Jim Jacobs and Warren Casey's Grease is a knowing look back, a testament to the self-proclaimed outsiders who cut study hall, smoked in the johns, and found fulfillment through attitude and rebellion.
Bye Bye Birdie, making its monthly Cleveland appearance, this time at Cain Park, is set in the time it was written (1960), ostensibly a parody of the havoc caused by the drafting of Elvis Presley. Yet this is a pretext, a gimmick for the press agent. Actually, it is a valentine to the conformists, a cartoon of small-town America, the wholesome havens rhapsodized over weekly in yellowing back issues of Life magazine. It's an anthem to nice kidsthe boys in letter sweaters, harmless puppies whose greatest erotic fantasy was giving their pins to their sweethearts. The girls also played by the rules, gossiping on their princess phones, looking for that "one special boy." They couldn't conceive of anything more decadent than a chaste smooch in the icehouse. Here, genuine sex, even with their Elvis-like teen idol, is unthinkable. The dads are none-too-bright, Kiwanis cut-ups, and the moms still live in Donna Reed land. The show doesn't take these kids all too seriously. Instead, it focuses on the hot and cold amours of a mama's boy songwriter-manqué and his suburban spitfire of a secretary.

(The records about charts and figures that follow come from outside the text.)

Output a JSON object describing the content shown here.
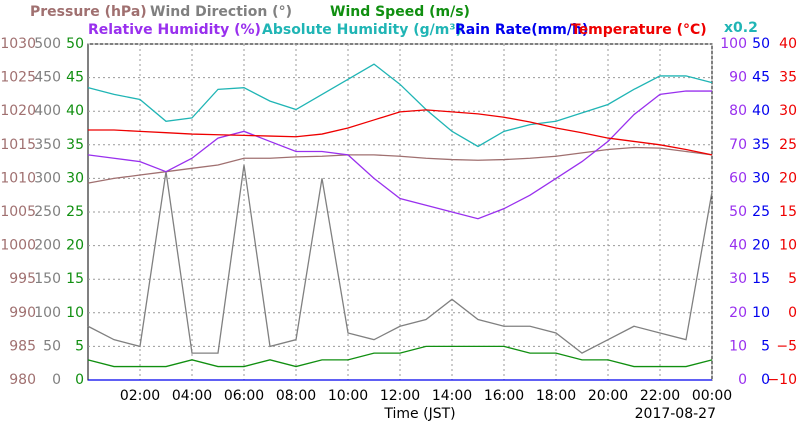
{
  "chart_data": {
    "type": "line",
    "x": [
      0,
      1,
      2,
      3,
      4,
      5,
      6,
      7,
      8,
      9,
      10,
      11,
      12,
      13,
      14,
      15,
      16,
      17,
      18,
      19,
      20,
      21,
      22,
      23,
      24
    ],
    "xlim": [
      0,
      24
    ],
    "xticks": [
      {
        "value": 2,
        "label": "02:00"
      },
      {
        "value": 4,
        "label": "04:00"
      },
      {
        "value": 6,
        "label": "06:00"
      },
      {
        "value": 8,
        "label": "08:00"
      },
      {
        "value": 10,
        "label": "10:00"
      },
      {
        "value": 12,
        "label": "12:00"
      },
      {
        "value": 14,
        "label": "14:00"
      },
      {
        "value": 16,
        "label": "16:00"
      },
      {
        "value": 18,
        "label": "18:00"
      },
      {
        "value": 20,
        "label": "20:00"
      },
      {
        "value": 22,
        "label": "22:00"
      },
      {
        "value": 24,
        "label": "00:00"
      }
    ],
    "x_label": "Time (JST)",
    "date": "2017-08-27",
    "grid": true,
    "axes": {
      "y": {
        "color": "#a07070",
        "lim": [
          980,
          1030
        ],
        "ticks": [
          980,
          985,
          990,
          995,
          1000,
          1005,
          1010,
          1015,
          1020,
          1025,
          1030
        ]
      },
      "y2": {
        "color": "#808080",
        "lim": [
          0,
          500
        ],
        "ticks": [
          0,
          50,
          100,
          150,
          200,
          250,
          300,
          350,
          400,
          450,
          500
        ]
      },
      "y3": {
        "color": "#108f10",
        "lim": [
          0,
          50
        ],
        "ticks": [
          0,
          5,
          10,
          15,
          20,
          25,
          30,
          35,
          40,
          45,
          50
        ]
      },
      "y4": {
        "color": "#9930ee",
        "lim": [
          0,
          100
        ],
        "ticks": [
          0,
          10,
          20,
          30,
          40,
          50,
          60,
          70,
          80,
          90,
          100
        ]
      },
      "y5": {
        "color": "#0000ee",
        "lim": [
          0,
          50
        ],
        "ticks": [
          0,
          5,
          10,
          15,
          20,
          25,
          30,
          35,
          40,
          45,
          50
        ]
      },
      "y6": {
        "color": "#ee0000",
        "lim": [
          -10,
          40
        ],
        "ticks": [
          {
            "value": -10,
            "label": "−10"
          },
          {
            "value": -5,
            "label": "−5"
          },
          0,
          5,
          10,
          15,
          20,
          25,
          30,
          35,
          40
        ]
      }
    },
    "series": [
      {
        "name": "Pressure (hPa)",
        "axis": "y",
        "color": "#a07070",
        "values": [
          1009.3,
          1010,
          1010.5,
          1011,
          1011.5,
          1012,
          1013,
          1013,
          1013.2,
          1013.3,
          1013.5,
          1013.5,
          1013.3,
          1013,
          1012.8,
          1012.7,
          1012.8,
          1013,
          1013.3,
          1013.8,
          1014.3,
          1014.6,
          1014.5,
          1014,
          1013.5
        ]
      },
      {
        "name": "Wind Direction (°)",
        "axis": "y2",
        "color": "#808080",
        "values": [
          80,
          60,
          50,
          310,
          40,
          40,
          320,
          50,
          60,
          300,
          70,
          60,
          80,
          90,
          120,
          90,
          80,
          80,
          70,
          40,
          60,
          80,
          70,
          60,
          280
        ]
      },
      {
        "name": "Wind Speed (m/s)",
        "axis": "y3",
        "color": "#108f10",
        "values": [
          3,
          2,
          2,
          2,
          3,
          2,
          2,
          3,
          2,
          3,
          3,
          4,
          4,
          5,
          5,
          5,
          5,
          4,
          4,
          3,
          3,
          2,
          2,
          2,
          3
        ]
      },
      {
        "name": "Relative Humidity (%)",
        "axis": "y4",
        "color": "#9930ee",
        "values": [
          67,
          66,
          65,
          62,
          66,
          72,
          74,
          71,
          68,
          68,
          67,
          60,
          54,
          52,
          50,
          48,
          51,
          55,
          60,
          65,
          71,
          79,
          85,
          86,
          86
        ]
      },
      {
        "name": "Absolute Humidity (g/m³)",
        "axis": "y4",
        "scale": 0.2,
        "scale_label": "x0.2",
        "color": "#20b5b5",
        "values": [
          17.4,
          17,
          16.7,
          15.4,
          15.6,
          17.3,
          17.4,
          16.6,
          16.1,
          17,
          17.9,
          18.8,
          17.6,
          16.1,
          14.8,
          13.9,
          14.8,
          15.2,
          15.4,
          15.9,
          16.4,
          17.3,
          18.1,
          18.1,
          17.7
        ]
      },
      {
        "name": "Rain Rate(mm/h)",
        "axis": "y5",
        "color": "#0000ee",
        "values": [
          0,
          0,
          0,
          0,
          0,
          0,
          0,
          0,
          0,
          0,
          0,
          0,
          0,
          0,
          0,
          0,
          0,
          0,
          0,
          0,
          0,
          0,
          0,
          0,
          0
        ]
      },
      {
        "name": "Temperature (°C)",
        "axis": "y6",
        "color": "#ee0000",
        "values": [
          27.2,
          27.2,
          27,
          26.8,
          26.6,
          26.5,
          26.4,
          26.3,
          26.2,
          26.6,
          27.5,
          28.7,
          29.9,
          30.2,
          29.9,
          29.6,
          29.1,
          28.4,
          27.5,
          26.8,
          26,
          25.5,
          25,
          24.3,
          23.5
        ]
      }
    ]
  }
}
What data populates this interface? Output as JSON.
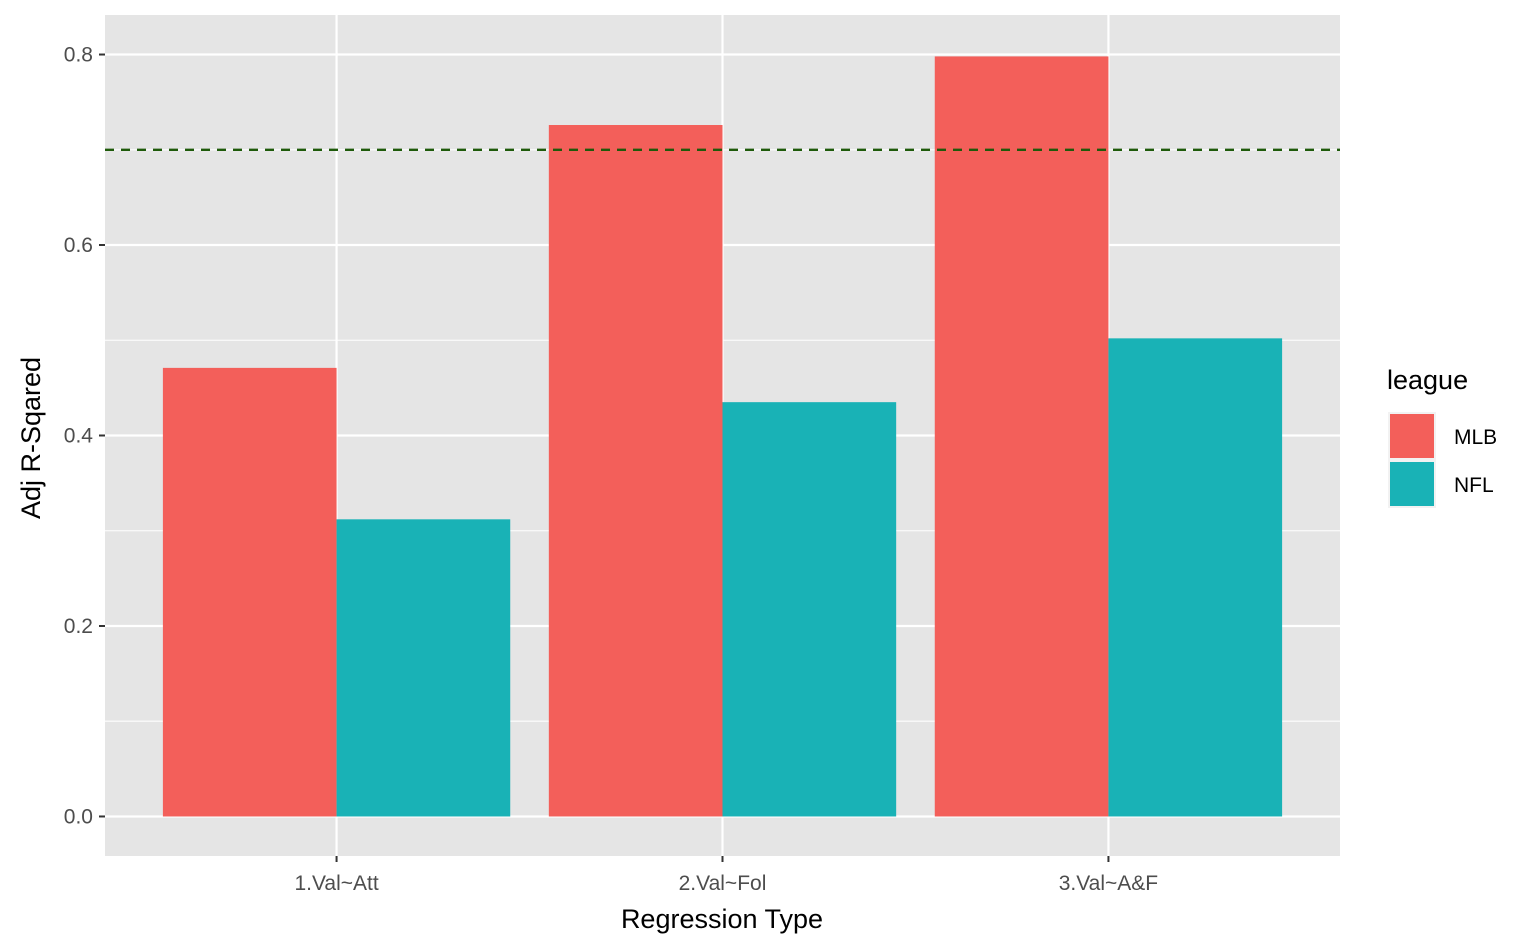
{
  "chart_data": {
    "type": "bar",
    "title": "",
    "xlabel": "Regression Type",
    "ylabel": "Adj R-Sqared",
    "categories": [
      "1.Val~Att",
      "2.Val~Fol",
      "3.Val~A&F"
    ],
    "series": [
      {
        "name": "MLB",
        "color": "#F35F5A",
        "values": [
          0.471,
          0.726,
          0.798
        ]
      },
      {
        "name": "NFL",
        "color": "#19B2B6",
        "values": [
          0.312,
          0.435,
          0.502
        ]
      }
    ],
    "ylim": [
      -0.0415,
      0.8415
    ],
    "yticks": [
      0.0,
      0.2,
      0.4,
      0.6,
      0.8
    ],
    "ytick_labels": [
      "0.0",
      "0.2",
      "0.4",
      "0.6",
      "0.8"
    ],
    "reference_line": {
      "y": 0.7,
      "style": "dashed",
      "color": "#1E5A0A"
    },
    "grid": true,
    "panel_background": "#E5E5E5",
    "legend": {
      "title": "league",
      "position": "right"
    }
  }
}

Charles Strouse and Lee Adams's score is an impeccable blend of early rock-and-roll pastiche and vaudeville flash.
This musical was distorted and immortalized by its wildly successful film version. Even though it fixed Michael Stuart's ramshackle book, it sacrificed the original touching, sweet innocence to Disney-like special effects. It glamorized its All-American, fifteen-year-old, Girl Scout cookie heroine, Kim, giving her a magic puberty that transformed her into Ann-Margret's Olympian love goddess next door.
Those who witnessed last May's Pittsburgh Opera production at Playhouse Square may have been pleased by its show business razzamatazz, including singing, dancing, and orchestra, but were inevitably dispirited by its cynical overkill. It emphasized the show's potholes with its plaster-of-paris performances. It was like spending two acts listening to the pitch of a carny barker.
Even if you suffer from acute Birdie-itis, you should consider one last fling at Cain Park, for here is a major asset: an interpretation that rejuvenates the work's lost innocence, uncovering the sweetness that lies buried in the silliness.
Though it's a surprise when the orchestra plays a note that hasn't been flattened, when the dancing rises above your basic freshman recital or the papier-mâché Brady Bunch-inspired sets don't collapse, the audience leaves the theater in a cloud of reveries over their lost youth.
Director Terri Kent's interpretation has something not found on budget rostersa gentle charm, a joie de vivre worth its weight in heartfelt pleasure. She manages to humanize this most cartoony of musicals.
Even when these jolly players create a terpsichorean sin or put a musical note through the wringer, they are unfailingly and endearingly right. Michael McIntosh manages to infuse Dick Van Dyke's old role with a Montgomery Cliff-like fragility. As his Spanish tootsie, Sandra Emerick almost sets the Cain Park foliage on fire with her cheeky interpretation of that great specialty number, "Spanish Rose."
Lissy Gulick, as the great Freudian nightmare of a mother in mink stole and cat's-eye glasses, suggests something from the Far Side. As teen heroine Kim MacAfee, Kelly Murphy takes the opposite path from Ann-Margret and goes the route of a Keebler cookie elf. She is the most irresistible rascalette since Pippi Longstocking. As MacAfee's parents, Rohn Thomas and Jennifer Cochran burst the seams of their period costumes with beefy bonhomie.
Conrad Birdie may be the most underwritten title role in the history of musical theater, yet Daniel C. D'Amico, with his smooth-lipped sensuality, death-defying splits and somersaults, and smoldering beefcake vacuity, is the most sizzling Conrad Birdie to come along since the great Pelvis himself.
With this freshly scrubbed Birdie, we at last get a glimmer of why it has become one of America's most over-produced teenage passion plays.